= Pickin' Up the Pieces (song) =

"Pickin' Up the Pieces" is the first song recorded by pioneer country rock band Poco. Written by founding member Richie Furay, the song was the title track of Poco's first album.

==History==
After Buffalo Springfield broke up, members Richie Furay and Jim Messina decided to make a band with pedal steel guitar player Rusty Young, with whom they had recorded the Furay-penned Springfield song "Kind Woman". This was Furay's first Poco-intended song. According to Young, "Richie played 'Pickin' Up The Pieces' for us back in 1967. ... It was obviously a comment on leaving one thing behind and carrying on," referring to the breakup of Buffalo Springfield and the new beginnings with Poco.

==Attitude and impact==
The single, though not commercially successful, was nonetheless undoubtedly instrumental in the creation of the then-new genre country rock.

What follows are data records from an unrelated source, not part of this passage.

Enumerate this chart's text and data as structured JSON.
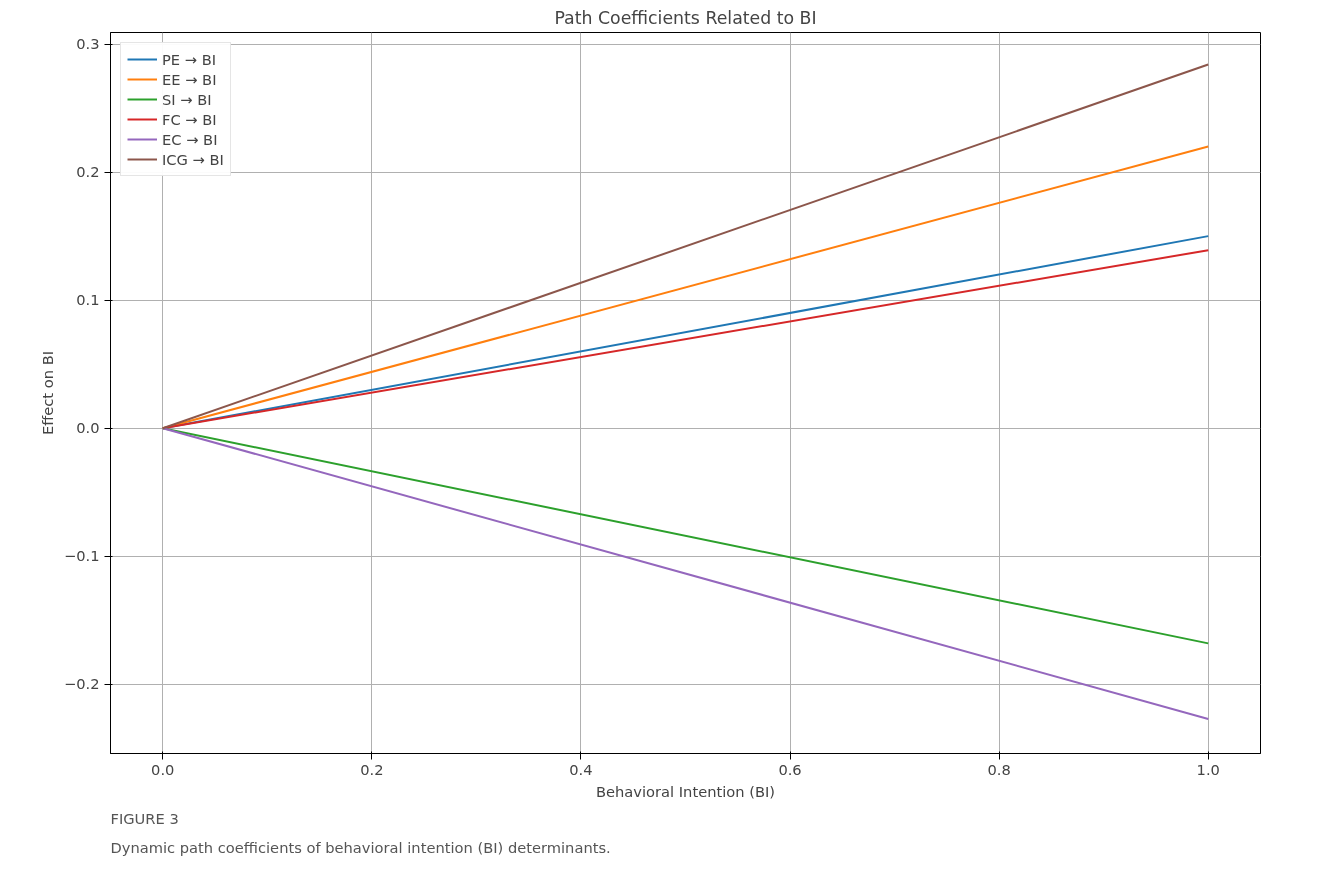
{
  "chart_data": {
    "type": "line",
    "title": "Path Coefficients Related to BI",
    "xlabel": "Behavioral Intention (BI)",
    "ylabel": "Effect on BI",
    "x": [
      0,
      1
    ],
    "series": [
      {
        "name": "PE → BI",
        "color": "#1f77b4",
        "values": [
          0,
          0.15
        ]
      },
      {
        "name": "EE → BI",
        "color": "#ff7f0e",
        "values": [
          0,
          0.22
        ]
      },
      {
        "name": "SI → BI",
        "color": "#2ca02c",
        "values": [
          0,
          -0.168
        ]
      },
      {
        "name": "FC → BI",
        "color": "#d62728",
        "values": [
          0,
          0.139
        ]
      },
      {
        "name": "EC → BI",
        "color": "#9467bd",
        "values": [
          0,
          -0.227
        ]
      },
      {
        "name": "ICG → BI",
        "color": "#8c564b",
        "values": [
          0,
          0.284
        ]
      }
    ],
    "xlim": [
      -0.05,
      1.05
    ],
    "xticks": [
      {
        "value": 0,
        "label": "0.0"
      },
      {
        "value": 0.2,
        "label": "0.2"
      },
      {
        "value": 0.4,
        "label": "0.4"
      },
      {
        "value": 0.6,
        "label": "0.6"
      },
      {
        "value": 0.8,
        "label": "0.8"
      },
      {
        "value": 1,
        "label": "1.0"
      }
    ],
    "ylim": [
      -0.254,
      0.309
    ],
    "yticks": [
      {
        "value": -0.2,
        "label": "−0.2"
      },
      {
        "value": -0.1,
        "label": "−0.1"
      },
      {
        "value": 0,
        "label": "0.0"
      },
      {
        "value": 0.1,
        "label": "0.1"
      },
      {
        "value": 0.2,
        "label": "0.2"
      },
      {
        "value": 0.3,
        "label": "0.3"
      }
    ],
    "grid": true,
    "legend": "top left",
    "marker": "none",
    "line_style": "solid",
    "annotations": [
      "FIGURE 3",
      "Dynamic path coefficients of behavioral intention (BI) determinants."
    ]
  }
}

Richie Furay said of "Pickin' Up the Pieces": "To me it summarized the attitude we wanted to convey in our music: good, wholesome & positive. There was so much negativity going on in the world in the early 70s and it needed a refreshing sound. The country rock sound we were creating, would be it. We were innovators, pioneering the way for a whole new 'Southern California sound' that many groups who followed would capitalize on."